Toutefois, l’opacité qui règne dans les contrats liant agents et joueurs est un secret de polichinelle. Le profil de certains agents marocains prête d’ailleurs au conflit d’intérêts : des journalistes sportifs ou des membres de la Fédération se sont récemment lancés dans le métier, de manière plus ou moins formelle. Une violation manifeste du code déontologique de la FIFA qui régit la profession dans le monde. Les premières victimes de cette situation sont les joueurs. Certains sont poussés à signer des contrats sur cinq ans, alors que la FIFA limite cette durée à deux ans seulement, et se retrouvent otages de leurs agents. D’autres vont jusqu’à prélever des commissions sur le transfert de joueurs dépassant les 20%, soit le double du taux fixé par la FIFA. “Il suffit de promettre à un joueur un contrat de pro à l’étranger pour lui faire signer n’importe quoi. Les agents le savent et en abusent”, explique ce dirigeant de club. Et d’ajouter : “Il y a eu des cas dramatiques : des joueurs qui n’ont jamais touché le moindre sou, et d’autres qui se sont retrouvés dans des situations précaires dans des pays d’Europe de l’Est”.

Pire, la carrière des footballeurs, censée être la priorité des agents, n’est pas toujours prise en compte. “Certains essaient de faire transférer leurs poulains le plus souvent possible, pour empocher le maximum en commissions”, poursuit notre source. La parade de FRMF s’est limitée à annuler, depuis trois ans, le concours d’accès à l’agrément FIFA. “Nous avons déjà suffisamment de problèmes avec les 14 agents agréés”, justifie Mohamed Horane. Sauf que limiter l’accès à la profession, sans la structurer, revient simplement à en faire une rente et à protéger les fameux quatorze. Est-ce vraiment le but ?

Basket, athlétisme… et les autres sports ?
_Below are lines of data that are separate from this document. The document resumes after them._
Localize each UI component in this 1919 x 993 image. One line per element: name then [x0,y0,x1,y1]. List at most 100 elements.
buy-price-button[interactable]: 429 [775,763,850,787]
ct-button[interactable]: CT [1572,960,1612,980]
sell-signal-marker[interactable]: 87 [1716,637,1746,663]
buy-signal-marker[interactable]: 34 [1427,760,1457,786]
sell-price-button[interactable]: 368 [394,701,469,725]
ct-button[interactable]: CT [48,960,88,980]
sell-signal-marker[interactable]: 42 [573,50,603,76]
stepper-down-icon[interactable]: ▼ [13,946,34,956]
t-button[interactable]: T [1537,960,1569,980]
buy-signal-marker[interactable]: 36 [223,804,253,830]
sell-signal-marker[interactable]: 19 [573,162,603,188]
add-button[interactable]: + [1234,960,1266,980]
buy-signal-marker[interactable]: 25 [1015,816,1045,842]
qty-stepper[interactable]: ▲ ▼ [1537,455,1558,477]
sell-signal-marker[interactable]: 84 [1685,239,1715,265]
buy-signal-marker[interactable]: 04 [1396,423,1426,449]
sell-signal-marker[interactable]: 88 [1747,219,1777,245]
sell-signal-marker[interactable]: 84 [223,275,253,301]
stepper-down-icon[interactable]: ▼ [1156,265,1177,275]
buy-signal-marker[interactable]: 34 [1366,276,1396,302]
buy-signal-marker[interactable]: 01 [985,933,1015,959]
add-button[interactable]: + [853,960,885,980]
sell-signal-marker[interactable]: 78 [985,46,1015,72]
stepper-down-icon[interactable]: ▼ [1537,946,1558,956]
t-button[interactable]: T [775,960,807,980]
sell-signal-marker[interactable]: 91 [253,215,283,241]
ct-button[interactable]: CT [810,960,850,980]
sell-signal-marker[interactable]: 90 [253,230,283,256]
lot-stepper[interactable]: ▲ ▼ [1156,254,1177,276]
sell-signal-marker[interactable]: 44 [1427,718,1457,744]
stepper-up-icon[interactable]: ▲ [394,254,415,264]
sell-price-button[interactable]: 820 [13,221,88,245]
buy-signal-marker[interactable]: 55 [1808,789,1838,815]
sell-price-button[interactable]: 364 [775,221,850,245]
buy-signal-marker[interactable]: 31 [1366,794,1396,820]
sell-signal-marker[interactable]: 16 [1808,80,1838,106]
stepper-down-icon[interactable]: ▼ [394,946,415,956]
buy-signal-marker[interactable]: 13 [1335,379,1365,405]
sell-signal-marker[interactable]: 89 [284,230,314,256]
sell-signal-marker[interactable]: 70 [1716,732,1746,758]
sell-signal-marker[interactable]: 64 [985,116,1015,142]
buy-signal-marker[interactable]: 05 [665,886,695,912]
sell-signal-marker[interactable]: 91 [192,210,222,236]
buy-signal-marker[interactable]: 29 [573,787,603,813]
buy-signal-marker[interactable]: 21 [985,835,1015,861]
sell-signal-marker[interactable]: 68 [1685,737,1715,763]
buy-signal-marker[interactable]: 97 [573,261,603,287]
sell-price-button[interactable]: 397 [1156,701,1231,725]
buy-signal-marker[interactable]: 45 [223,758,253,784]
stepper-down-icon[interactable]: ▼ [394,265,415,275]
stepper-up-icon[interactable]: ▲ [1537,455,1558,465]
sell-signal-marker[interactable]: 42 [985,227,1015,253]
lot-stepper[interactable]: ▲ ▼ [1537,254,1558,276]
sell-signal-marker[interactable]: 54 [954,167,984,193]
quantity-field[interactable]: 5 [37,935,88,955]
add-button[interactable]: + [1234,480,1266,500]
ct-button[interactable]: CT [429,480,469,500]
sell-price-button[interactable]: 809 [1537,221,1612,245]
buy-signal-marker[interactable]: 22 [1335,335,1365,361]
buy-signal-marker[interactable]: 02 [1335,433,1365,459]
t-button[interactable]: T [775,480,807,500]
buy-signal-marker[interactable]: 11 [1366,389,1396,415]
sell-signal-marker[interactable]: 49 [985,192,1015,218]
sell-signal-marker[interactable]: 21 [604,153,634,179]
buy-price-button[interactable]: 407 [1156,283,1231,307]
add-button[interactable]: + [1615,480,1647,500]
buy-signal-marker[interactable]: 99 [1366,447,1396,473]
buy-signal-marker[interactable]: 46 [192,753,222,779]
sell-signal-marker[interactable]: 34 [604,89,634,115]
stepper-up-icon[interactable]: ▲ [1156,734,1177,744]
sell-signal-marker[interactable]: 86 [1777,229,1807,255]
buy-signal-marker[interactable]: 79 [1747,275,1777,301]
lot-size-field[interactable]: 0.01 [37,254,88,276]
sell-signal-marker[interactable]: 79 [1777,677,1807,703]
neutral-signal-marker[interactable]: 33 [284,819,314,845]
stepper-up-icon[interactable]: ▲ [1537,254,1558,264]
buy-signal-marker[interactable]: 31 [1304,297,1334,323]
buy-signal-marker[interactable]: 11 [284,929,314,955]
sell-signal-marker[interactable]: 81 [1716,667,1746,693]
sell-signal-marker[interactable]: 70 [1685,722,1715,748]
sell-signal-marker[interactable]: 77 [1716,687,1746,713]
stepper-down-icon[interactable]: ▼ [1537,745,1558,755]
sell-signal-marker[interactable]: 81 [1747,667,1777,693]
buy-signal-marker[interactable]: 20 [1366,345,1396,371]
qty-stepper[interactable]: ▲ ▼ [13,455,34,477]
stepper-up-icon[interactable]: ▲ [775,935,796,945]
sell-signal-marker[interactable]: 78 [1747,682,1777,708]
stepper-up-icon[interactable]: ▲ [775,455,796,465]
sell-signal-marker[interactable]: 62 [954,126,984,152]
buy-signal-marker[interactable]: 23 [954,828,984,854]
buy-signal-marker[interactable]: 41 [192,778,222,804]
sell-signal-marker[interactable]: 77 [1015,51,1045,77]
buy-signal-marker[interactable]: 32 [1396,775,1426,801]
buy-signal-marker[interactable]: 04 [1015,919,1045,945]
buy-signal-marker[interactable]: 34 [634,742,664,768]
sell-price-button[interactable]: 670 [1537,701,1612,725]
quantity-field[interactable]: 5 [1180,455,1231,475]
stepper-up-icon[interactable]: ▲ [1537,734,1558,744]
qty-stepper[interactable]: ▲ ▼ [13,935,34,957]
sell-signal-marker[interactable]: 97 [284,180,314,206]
Le basket est aujourd’hui le 2ème sport collectif où exercent des agents. “Normal, il y a plus d’argent qui circule, explique ce membre fédéral. Les transferts, auparavant gratuits, atteignent aujourd’hui jusqu’à 300 000 DH”. Au nombre de cinq, ces agents n’ont cependant réalisé à ce jour qu’une poigné de transactions, et leur rémunération ne dépasserait pas les 10 000 dirhams par transfert. Le métier d’agent existe dans l’athlétisme depuis le début des années 80. Considéré comme le pionnier en la matière, Aziz Daouda s’est occupé des plus grands (El Guerrouj et Bidouane, entre autres). Mais, étant mandaté par la FRMA, il n’aurait, d’après ses dires, perçu aucune commission sur les revenus des athlètes ou sur les contrats avec les équipementiers.
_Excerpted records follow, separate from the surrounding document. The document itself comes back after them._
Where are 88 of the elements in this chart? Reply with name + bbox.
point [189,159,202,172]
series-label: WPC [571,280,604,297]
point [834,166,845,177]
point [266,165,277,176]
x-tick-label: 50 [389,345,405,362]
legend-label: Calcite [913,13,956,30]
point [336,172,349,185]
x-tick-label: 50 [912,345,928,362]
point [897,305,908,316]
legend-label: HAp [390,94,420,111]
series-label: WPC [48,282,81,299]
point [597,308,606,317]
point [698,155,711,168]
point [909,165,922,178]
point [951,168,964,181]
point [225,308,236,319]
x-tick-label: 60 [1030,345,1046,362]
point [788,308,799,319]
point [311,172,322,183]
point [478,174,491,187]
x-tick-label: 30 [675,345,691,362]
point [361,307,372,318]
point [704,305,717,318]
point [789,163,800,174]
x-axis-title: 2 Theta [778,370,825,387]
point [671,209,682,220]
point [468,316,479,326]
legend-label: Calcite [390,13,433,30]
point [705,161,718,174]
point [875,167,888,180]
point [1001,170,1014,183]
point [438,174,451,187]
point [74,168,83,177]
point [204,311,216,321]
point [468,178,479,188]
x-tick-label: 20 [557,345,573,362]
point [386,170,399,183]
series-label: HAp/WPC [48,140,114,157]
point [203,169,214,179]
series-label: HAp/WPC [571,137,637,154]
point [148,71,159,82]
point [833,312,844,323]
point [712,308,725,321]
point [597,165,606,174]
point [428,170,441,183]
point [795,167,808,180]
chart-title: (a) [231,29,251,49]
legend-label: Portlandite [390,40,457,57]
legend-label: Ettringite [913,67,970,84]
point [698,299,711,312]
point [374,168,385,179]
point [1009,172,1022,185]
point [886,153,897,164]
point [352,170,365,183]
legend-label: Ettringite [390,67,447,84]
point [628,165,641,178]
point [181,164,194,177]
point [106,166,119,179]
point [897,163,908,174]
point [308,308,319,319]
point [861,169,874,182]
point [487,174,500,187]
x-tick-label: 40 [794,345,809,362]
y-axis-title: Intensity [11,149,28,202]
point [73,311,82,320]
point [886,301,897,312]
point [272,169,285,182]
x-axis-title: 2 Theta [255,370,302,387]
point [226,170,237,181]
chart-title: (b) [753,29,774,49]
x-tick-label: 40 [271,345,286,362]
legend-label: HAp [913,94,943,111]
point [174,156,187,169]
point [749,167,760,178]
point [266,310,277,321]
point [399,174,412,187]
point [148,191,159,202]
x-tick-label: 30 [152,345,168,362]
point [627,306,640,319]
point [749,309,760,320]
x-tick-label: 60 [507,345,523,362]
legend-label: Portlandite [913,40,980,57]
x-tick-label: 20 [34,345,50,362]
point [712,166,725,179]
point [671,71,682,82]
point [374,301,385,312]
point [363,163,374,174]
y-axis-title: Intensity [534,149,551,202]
Actuellement, les quatre agents marocains agréés par l’IAAF ne représentent que des athlètes de seconde zone, les plus célèbres préférant signer avec des agents étrangers. Nos anciennes gloires de la balle jaune, les Alami, Arazi et El Aynaoui, ont fait le même choix. “Que voulez-vous ?, argumente ce dernier, un agent Marocain ne peut décrocher de gros contrats à l’étranger. Et au Maroc, il n’y a pas encore de marché”.